The second step is to spawn a ChainPad instance and bind it to the transport layer and the user interface by using the repository here.

Because the readme covers how to set up the instance and all the functions available, I would highly recommend the developer to read that. But for the sake of continuity, the following describes instantiating ChainPad instance and binding it to the data transport layer.

var chainpad = ChainPad.create(config);

// binding the ChainPad session to Data Transport
// Because we have used the Netflux-Websocket, continuing in the previous code:
Netflux.connect('ws://lcoalhost:3000/cryptpad_websocket').then(function (network) {}
network.join(channelId).then(function (channel) {
// listen for new messages
channel.on('message', function (message, senderNetfluxId) {
chainpad.message(evt.data);
});
// send a message
channel.bcast("Hello world!");

// onMessage in ChainPad refers to when sending a message. Might cause confusion, so watchout!
chainpad.onMessage(function (message, cb) {
socket.send(message);
// Really the callback should only be called after you are sure the server has the patch.
cb();
});
}, function (error) {
// on error
});

}, function (error) {
// on error
});

chainpad.start();

For binding the instance to the user interface, please refer here. The text which is being replaced as patches in the document being edited, can be sent to the server in encrypted form. That is where the Files' implementation of the hybrid encryption scheme will come into place.

For distributing the shared keys for a document, the same methodology as used by Files for sharing the files can be used. Or, like in CryptPad or Mega, have the decryption keys in the link when it is shared with someone after #. And have the application not read anythin after the #. Signatures can also be embedded in this way.

Diffing logic

Patches are essentially applied whenever there is a change in the document. Depending on how we use the UI rendering for editing the document, we can either apply the patches to encrypted texts and have the HTML tags as plain text or apply it to the entire encrypted version of the change i.e. including the HTML tags.

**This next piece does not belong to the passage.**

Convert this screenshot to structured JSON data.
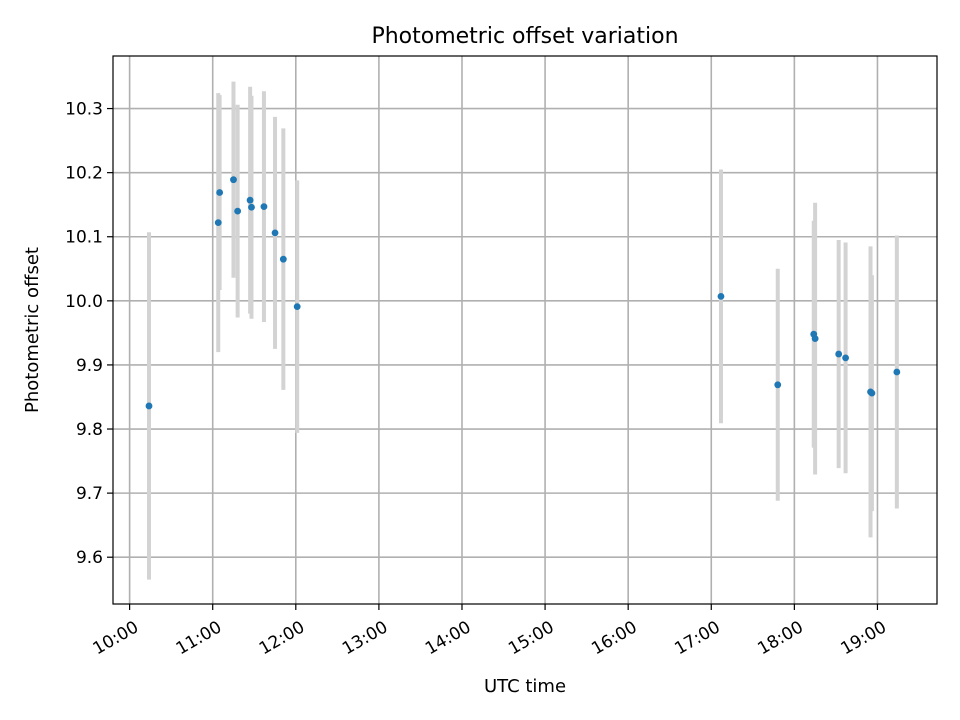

The diffing logic can be achieved by using a library like DiffDOM. CryptPad also uses the same library.

Things to look out for

  • Because we want to have a real-time document collaboration, doing that directly with IPFS as a store of the document while editing might not be ideal with respect to latency issues. IMO, I would suggest storing the encrypted file locally while editing and commit the final version or commit checkpoints to IPFS.

Conclusion

This specification gives an overview of how CryptPad and ChainPad are structure and which parts we can use to integrate into Files architecture for enabling E2E encrypted document collaboration. The implementation level details of which dependencies to use and how to manage the data store, users and authentication, if left upto the team as they would know better.